2021 - Ubi tu Gaia, ibi ego gaius
Militare, scrittore, naturalista di grande cultura e fine intelligenza, Plinio il Vecchio fu soprattutto un uomo dotato di curiosità insaziabile.
Quando tutto doveva ancora essere indagato e capito, sovra-stimolato da una realtà che in qualunque aspetto lo attirava a sé e lo irretiva come il canto di una sirena, la sua voracità di conoscenza lo portò a ritmi di lavoro estenuanti che produssero innumerevoli opere, purtroppo per la maggior parte andate perdute.
L’occhio diventa lente di ingrandimento, ma non ancora microscopio.
Avvicinarsi all’oggetto per approfondire e, dal particolare, comprendere il generale.
Lo sguardo di Plinio osserva accuratamente la superficie delle cose per come si mostra e per quanto visibile.
Dalla grandezza di un albero il campo visivo si restringe sino a cogliere il dettaglio della corteccia, il nodo di un ramo, le venature del tronco. E’ il singolo fiore che lo interessa in un roseto, e quindi i petali, gli stami ed il pistillo che lo compongono. Non le loro parti invisibili.
“Nobis propositum est naturas rerum manifestas indicare, non causas indagare dubias ”
“il nostro proposito è quello di descrivere i fenomeni naturali manifesti, non di indagarne le cause oscure”
E’ con queste parole che - nel libro XI della sua Naturalis Historia - Plinio definiva il proprio approccio alla ricerca e all’indagine, quello che lo avrebbe portato alla stesura della opera.
In questi scatti, il suo sguardo curioso è quello del flash che, per comprendere il dettaglio, lo illumina avido e freddo mentre l’ambiente intorno sparisce.
Military man, writer, knowledgeable naturalist endowed with great intelligence, Pliny the Elder was above all a man of insatiable curiosity. At a time when the mysteries of nature were yet to be investigated and understood in their totality, he was overstimulated by a reality whose every aspect attracted and lured him like the song of a siren.
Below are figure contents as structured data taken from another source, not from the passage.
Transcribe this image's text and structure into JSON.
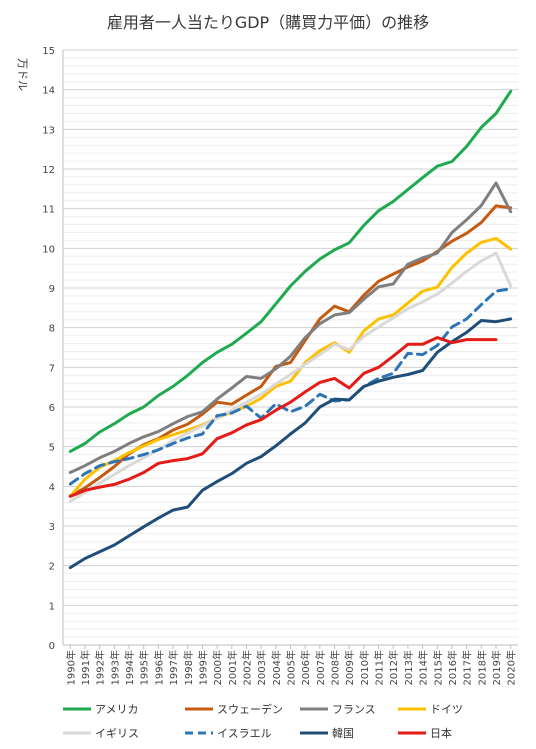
{
  "chart_data": {
    "type": "line",
    "title": "雇用者一人当たりGDP（購買力平価）の推移",
    "ylabel": "万ドル",
    "ylim": [
      0,
      15
    ],
    "yticks": [
      "0",
      "1",
      "2",
      "3",
      "4",
      "5",
      "6",
      "7",
      "8",
      "9",
      "10",
      "11",
      "12",
      "13",
      "14",
      "15"
    ],
    "grid": true,
    "legend_position": "bottom",
    "x": [
      "1990年",
      "1991年",
      "1992年",
      "1993年",
      "1994年",
      "1995年",
      "1996年",
      "1997年",
      "1998年",
      "1999年",
      "2000年",
      "2001年",
      "2002年",
      "2003年",
      "2004年",
      "2005年",
      "2006年",
      "2007年",
      "2008年",
      "2009年",
      "2010年",
      "2011年",
      "2012年",
      "2013年",
      "2014年",
      "2015年",
      "2016年",
      "2017年",
      "2018年",
      "2019年",
      "2020年"
    ],
    "series": [
      {
        "name": "アメリカ",
        "color": "#1faa4f",
        "dash": false,
        "values": [
          4.88,
          5.08,
          5.37,
          5.58,
          5.82,
          6.0,
          6.29,
          6.52,
          6.8,
          7.12,
          7.38,
          7.58,
          7.86,
          8.15,
          8.6,
          9.05,
          9.42,
          9.73,
          9.96,
          10.14,
          10.58,
          10.95,
          11.18,
          11.48,
          11.78,
          12.07,
          12.19,
          12.57,
          13.05,
          13.4,
          13.96
        ]
      },
      {
        "name": "スウェーデン",
        "color": "#c55a11",
        "dash": false,
        "values": [
          3.76,
          3.96,
          4.22,
          4.5,
          4.82,
          5.05,
          5.2,
          5.42,
          5.57,
          5.82,
          6.12,
          6.07,
          6.3,
          6.52,
          7.02,
          7.12,
          7.68,
          8.22,
          8.54,
          8.4,
          8.82,
          9.17,
          9.35,
          9.53,
          9.68,
          9.92,
          10.18,
          10.38,
          10.65,
          11.07,
          11.02
        ]
      },
      {
        "name": "フランス",
        "color": "#7f7f7f",
        "dash": false,
        "values": [
          4.35,
          4.52,
          4.72,
          4.88,
          5.08,
          5.25,
          5.38,
          5.58,
          5.76,
          5.88,
          6.2,
          6.48,
          6.77,
          6.72,
          6.96,
          7.28,
          7.75,
          8.1,
          8.32,
          8.38,
          8.72,
          9.03,
          9.1,
          9.6,
          9.76,
          9.88,
          10.4,
          10.72,
          11.08,
          11.65,
          10.92
        ]
      },
      {
        "name": "ドイツ",
        "color": "#ffc000",
        "dash": false,
        "values": [
          3.75,
          4.18,
          4.48,
          4.65,
          4.85,
          5.02,
          5.18,
          5.3,
          5.42,
          5.55,
          5.72,
          5.88,
          6.02,
          6.22,
          6.52,
          6.65,
          7.12,
          7.42,
          7.62,
          7.38,
          7.92,
          8.22,
          8.32,
          8.62,
          8.92,
          9.02,
          9.52,
          9.88,
          10.15,
          10.25,
          9.98
        ]
      },
      {
        "name": "イギリス",
        "color": "#d9d9d9",
        "dash": false,
        "values": [
          3.62,
          3.85,
          4.08,
          4.3,
          4.52,
          4.72,
          4.92,
          5.15,
          5.35,
          5.52,
          5.72,
          5.92,
          6.12,
          6.32,
          6.58,
          6.82,
          7.08,
          7.32,
          7.58,
          7.45,
          7.78,
          8.02,
          8.25,
          8.48,
          8.65,
          8.85,
          9.12,
          9.42,
          9.68,
          9.88,
          9.05
        ]
      },
      {
        "name": "イスラエル",
        "color": "#2e75b6",
        "dash": true,
        "values": [
          4.06,
          4.32,
          4.52,
          4.62,
          4.7,
          4.8,
          4.92,
          5.08,
          5.22,
          5.32,
          5.78,
          5.85,
          6.02,
          5.72,
          6.08,
          5.88,
          6.02,
          6.32,
          6.15,
          6.18,
          6.52,
          6.72,
          6.85,
          7.35,
          7.32,
          7.55,
          8.02,
          8.22,
          8.58,
          8.92,
          8.98
        ]
      },
      {
        "name": "韓国",
        "color": "#1f4e79",
        "dash": false,
        "values": [
          1.95,
          2.18,
          2.35,
          2.52,
          2.75,
          2.98,
          3.2,
          3.4,
          3.48,
          3.9,
          4.12,
          4.32,
          4.58,
          4.75,
          5.02,
          5.32,
          5.6,
          6.0,
          6.2,
          6.18,
          6.52,
          6.65,
          6.75,
          6.82,
          6.92,
          7.38,
          7.65,
          7.88,
          8.18,
          8.15,
          8.22
        ]
      },
      {
        "name": "日本",
        "color": "#e41b17",
        "dash": false,
        "values": [
          3.75,
          3.9,
          3.98,
          4.05,
          4.18,
          4.35,
          4.58,
          4.65,
          4.7,
          4.82,
          5.2,
          5.35,
          5.55,
          5.68,
          5.92,
          6.12,
          6.38,
          6.62,
          6.72,
          6.48,
          6.85,
          7.0,
          7.28,
          7.58,
          7.58,
          7.75,
          7.62,
          7.7,
          7.7,
          7.7,
          null
        ]
      }
    ]
  }
}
Driven by an insatiable thirst for knowledge and an unwavering work ethic, he authored numerous works, yet regrettably, the majority of them have been lost to history.
The eye becomes a magnifying lens, but not yet a microscope, approaching the object and delving into it in order to understand the general from the specific. Pliny's gaze carefully observes the surface of things as they appear and as far as they are visible. From the size of a tree, the field of vision narrows to capture the detail of the bark, the knot of a branch, the grain of the trunk. His interest lies in the unique flower nestled within a rose garden, namely the petals, stamens, and pistil that comprise its essence, rather than the unseen elements that lie beneath.
In Book XI of his Natural History, Pliny defined his approach to research and inquiry with the following words: "Our purpose is to describe the manifest natural phenomena, not to investigate obscure causes." With this mindset, he set out to write his works. In those moments, his inquisitive gaze resembled a penetrating flash, avid and cold, as the surrounding environment faded into oblivion.